木の先の可愛らしい芽がふくらむのを目にして「ああ、春がきたな」とか、街を歩く時の頬にあたる空気の冷たさが欠けてきて「もうじき春なんだな」なんて感じることである。
ある程度歳を取ってくると、って言うか大抵の年寄りは生まれる前くらいからそんな事は感じてきたよと、したり顔で物申される。私も含めて大抵は歳とともに脳に根付いた知識に過ぎないのではないだろうか。
そんな年寄りのなかでも、私は出来の悪い子どもだったのだろう。この時期兄と豆まきをした記憶が朧にあるが、季節など感じたことはなかった。そして、基本的にこういった年中行事が苦手であるから記憶に残っているだけだと思う。

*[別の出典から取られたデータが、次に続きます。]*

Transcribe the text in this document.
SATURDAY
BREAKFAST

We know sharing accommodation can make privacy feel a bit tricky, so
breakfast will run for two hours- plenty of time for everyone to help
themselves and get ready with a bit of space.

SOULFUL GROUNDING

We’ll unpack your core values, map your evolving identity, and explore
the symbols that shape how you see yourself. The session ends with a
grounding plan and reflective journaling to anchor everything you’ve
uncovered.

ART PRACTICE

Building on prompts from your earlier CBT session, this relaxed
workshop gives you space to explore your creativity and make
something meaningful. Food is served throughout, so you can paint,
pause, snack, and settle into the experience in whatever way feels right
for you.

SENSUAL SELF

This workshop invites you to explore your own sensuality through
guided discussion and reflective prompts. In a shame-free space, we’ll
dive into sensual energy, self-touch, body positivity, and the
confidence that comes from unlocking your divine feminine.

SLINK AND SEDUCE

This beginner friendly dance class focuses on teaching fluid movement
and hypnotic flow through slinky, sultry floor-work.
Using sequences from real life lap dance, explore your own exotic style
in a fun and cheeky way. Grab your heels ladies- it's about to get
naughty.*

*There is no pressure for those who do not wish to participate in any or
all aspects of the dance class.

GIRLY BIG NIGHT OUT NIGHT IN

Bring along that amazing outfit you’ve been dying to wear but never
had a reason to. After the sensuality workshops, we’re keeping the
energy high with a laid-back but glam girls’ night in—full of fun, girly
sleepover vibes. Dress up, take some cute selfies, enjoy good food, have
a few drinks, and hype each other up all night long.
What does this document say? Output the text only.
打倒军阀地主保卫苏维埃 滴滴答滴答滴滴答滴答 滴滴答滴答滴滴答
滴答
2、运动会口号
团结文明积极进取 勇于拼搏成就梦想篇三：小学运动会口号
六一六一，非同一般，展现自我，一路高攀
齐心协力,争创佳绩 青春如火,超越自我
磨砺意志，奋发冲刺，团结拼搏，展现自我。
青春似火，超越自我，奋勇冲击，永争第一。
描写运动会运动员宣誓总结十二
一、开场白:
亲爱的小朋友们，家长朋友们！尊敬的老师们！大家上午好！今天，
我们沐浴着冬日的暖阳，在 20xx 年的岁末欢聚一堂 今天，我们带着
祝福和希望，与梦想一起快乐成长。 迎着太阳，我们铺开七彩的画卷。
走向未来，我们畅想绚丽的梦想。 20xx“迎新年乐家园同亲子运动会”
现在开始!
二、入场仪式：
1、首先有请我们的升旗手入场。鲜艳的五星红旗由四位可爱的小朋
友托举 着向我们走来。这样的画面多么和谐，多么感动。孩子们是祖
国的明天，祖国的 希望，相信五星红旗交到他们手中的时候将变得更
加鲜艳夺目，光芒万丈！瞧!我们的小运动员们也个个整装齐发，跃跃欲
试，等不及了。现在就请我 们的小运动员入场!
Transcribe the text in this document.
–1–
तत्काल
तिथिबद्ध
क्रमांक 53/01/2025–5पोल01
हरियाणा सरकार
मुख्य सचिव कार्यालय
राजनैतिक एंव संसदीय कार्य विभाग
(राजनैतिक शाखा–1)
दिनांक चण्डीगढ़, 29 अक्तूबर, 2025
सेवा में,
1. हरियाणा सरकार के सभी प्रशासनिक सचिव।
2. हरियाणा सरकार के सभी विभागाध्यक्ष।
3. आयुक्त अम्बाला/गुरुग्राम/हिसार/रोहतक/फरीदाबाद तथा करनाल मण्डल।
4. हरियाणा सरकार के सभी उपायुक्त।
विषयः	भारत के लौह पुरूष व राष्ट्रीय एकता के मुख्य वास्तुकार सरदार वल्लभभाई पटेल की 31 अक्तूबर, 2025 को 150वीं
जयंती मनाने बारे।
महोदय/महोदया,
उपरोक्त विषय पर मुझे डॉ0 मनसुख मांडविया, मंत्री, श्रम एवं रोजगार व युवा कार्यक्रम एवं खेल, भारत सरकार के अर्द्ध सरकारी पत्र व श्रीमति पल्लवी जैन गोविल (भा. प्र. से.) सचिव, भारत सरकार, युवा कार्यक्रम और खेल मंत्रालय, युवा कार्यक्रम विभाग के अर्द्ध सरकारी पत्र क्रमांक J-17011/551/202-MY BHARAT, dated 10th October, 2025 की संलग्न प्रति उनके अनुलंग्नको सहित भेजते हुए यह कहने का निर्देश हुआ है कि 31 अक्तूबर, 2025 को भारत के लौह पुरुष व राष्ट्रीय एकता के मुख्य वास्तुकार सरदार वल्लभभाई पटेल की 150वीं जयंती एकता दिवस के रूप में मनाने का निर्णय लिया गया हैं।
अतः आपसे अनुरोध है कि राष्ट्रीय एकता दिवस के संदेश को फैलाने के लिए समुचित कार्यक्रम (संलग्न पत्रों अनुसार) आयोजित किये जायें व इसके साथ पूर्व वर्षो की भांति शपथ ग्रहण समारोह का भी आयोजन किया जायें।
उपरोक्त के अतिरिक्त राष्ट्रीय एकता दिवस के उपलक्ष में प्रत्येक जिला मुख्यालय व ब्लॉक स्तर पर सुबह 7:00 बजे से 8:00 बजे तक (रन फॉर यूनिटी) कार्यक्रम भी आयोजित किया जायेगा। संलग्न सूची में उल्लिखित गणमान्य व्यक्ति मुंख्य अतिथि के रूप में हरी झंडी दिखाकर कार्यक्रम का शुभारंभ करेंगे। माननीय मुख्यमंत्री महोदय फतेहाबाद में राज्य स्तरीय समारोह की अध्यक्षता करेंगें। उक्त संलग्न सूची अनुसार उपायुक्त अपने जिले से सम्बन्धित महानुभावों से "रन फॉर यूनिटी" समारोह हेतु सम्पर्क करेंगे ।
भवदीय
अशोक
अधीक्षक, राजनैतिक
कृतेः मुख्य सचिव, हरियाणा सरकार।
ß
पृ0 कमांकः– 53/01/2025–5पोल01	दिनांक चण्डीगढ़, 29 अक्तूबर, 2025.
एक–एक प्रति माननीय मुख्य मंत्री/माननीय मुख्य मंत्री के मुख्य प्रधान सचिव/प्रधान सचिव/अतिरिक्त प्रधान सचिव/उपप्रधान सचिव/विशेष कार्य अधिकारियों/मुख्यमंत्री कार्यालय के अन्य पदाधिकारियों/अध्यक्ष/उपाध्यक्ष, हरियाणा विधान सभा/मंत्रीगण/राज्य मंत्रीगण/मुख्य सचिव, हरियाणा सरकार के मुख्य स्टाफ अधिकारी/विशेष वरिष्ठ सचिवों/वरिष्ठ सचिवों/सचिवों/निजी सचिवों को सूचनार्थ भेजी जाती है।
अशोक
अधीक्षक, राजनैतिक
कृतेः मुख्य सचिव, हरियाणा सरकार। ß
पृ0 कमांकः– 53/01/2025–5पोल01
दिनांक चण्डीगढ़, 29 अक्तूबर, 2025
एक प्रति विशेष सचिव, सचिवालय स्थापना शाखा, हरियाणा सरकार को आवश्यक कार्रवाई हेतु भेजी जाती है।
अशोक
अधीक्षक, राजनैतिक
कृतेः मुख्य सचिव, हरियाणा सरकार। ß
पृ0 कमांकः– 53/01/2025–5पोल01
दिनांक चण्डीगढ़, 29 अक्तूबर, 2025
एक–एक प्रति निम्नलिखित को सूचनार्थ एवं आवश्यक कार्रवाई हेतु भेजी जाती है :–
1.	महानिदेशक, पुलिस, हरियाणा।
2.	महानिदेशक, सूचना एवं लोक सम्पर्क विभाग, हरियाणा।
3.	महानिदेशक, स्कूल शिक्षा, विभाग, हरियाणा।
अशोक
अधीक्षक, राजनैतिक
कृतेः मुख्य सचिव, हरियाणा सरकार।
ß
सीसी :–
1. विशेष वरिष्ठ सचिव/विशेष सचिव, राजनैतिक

こんな事がめんどくさいのである。そのくせ社会人となり組織に入ってからは「宮島さんはさすがA型の乙女座だ」と根拠の無い言いがかりを皆に付けられるくらい普通にそんな行事には加わった。
母が用意した煎り大豆を撒き、撒いた大豆を拾い集めて歳の数だけ食べなきゃならないのがたまらなく嫌だった。今ではそうでもないのだが、その頃そんなに豆が食べたくなかった。殻に収まった落花生も家にはよくあったがそれも好きじゃなかった。歯と歯の間に残るのが気持ち悪かったのだ。しかし、ピスタチオはそうじゃなかった。中学時代だったと思う。父が長期に渡ってイランにいた。たまに帰ると荷物の中にピスタチオが入っていた。それが初めての出会いである。裂けた割れ目に爪をかけて中身を出し、薄皮とともに口に放り込む。煎り大豆ほど固くなく、落花生よりもコクがあった。今スーパーで見かけるのより粒が大きかったように思う。殻でルアーを作ったから間違いない。たまに帰る父というよりピスタチオが嬉しかった。
季節感の無かった私は本で目にする季節の具体を、してきた経験と照合して振り返りながら腑に落としていったんだと思う。
それにしてもいまだにその名を残す俳人・歌人の季節に対する感覚はすごいと思う。でも、考えればたいていの先達はそれなりにお歳を召した方ばかりである。生まれ持った感性はあったのだろうが、そういう枠にはまって育って来て身に纏っていったのではないのだろうかと思う。
春のうた、童謡・唱歌は子どもの頃から好きであった。「早春賦」「春の小川」「春よ来い」「どこかで春が」「朧月夜」など今でもそらんじるこれらには子どもの私にでも想像できる春の景色があり、その曲も歌声も春を感じさせるものであった。
今の子ども達はそんな春のうたを耳にしているのか気になる。
エセ関西人である私は今年も節分に恵方巻を頬張り、豆を齧る。そして、熱い日本酒で流し込み春を迎えるのである。
節分、そして立春、これからやって来るこの春を私は胃袋も動員して五感で楽しむのである。
※ヘッダー写真はたまに行く難波地下街の立ち食い串カツ屋、春キャベツが出て来ると季節を感じてなんだか嬉しい。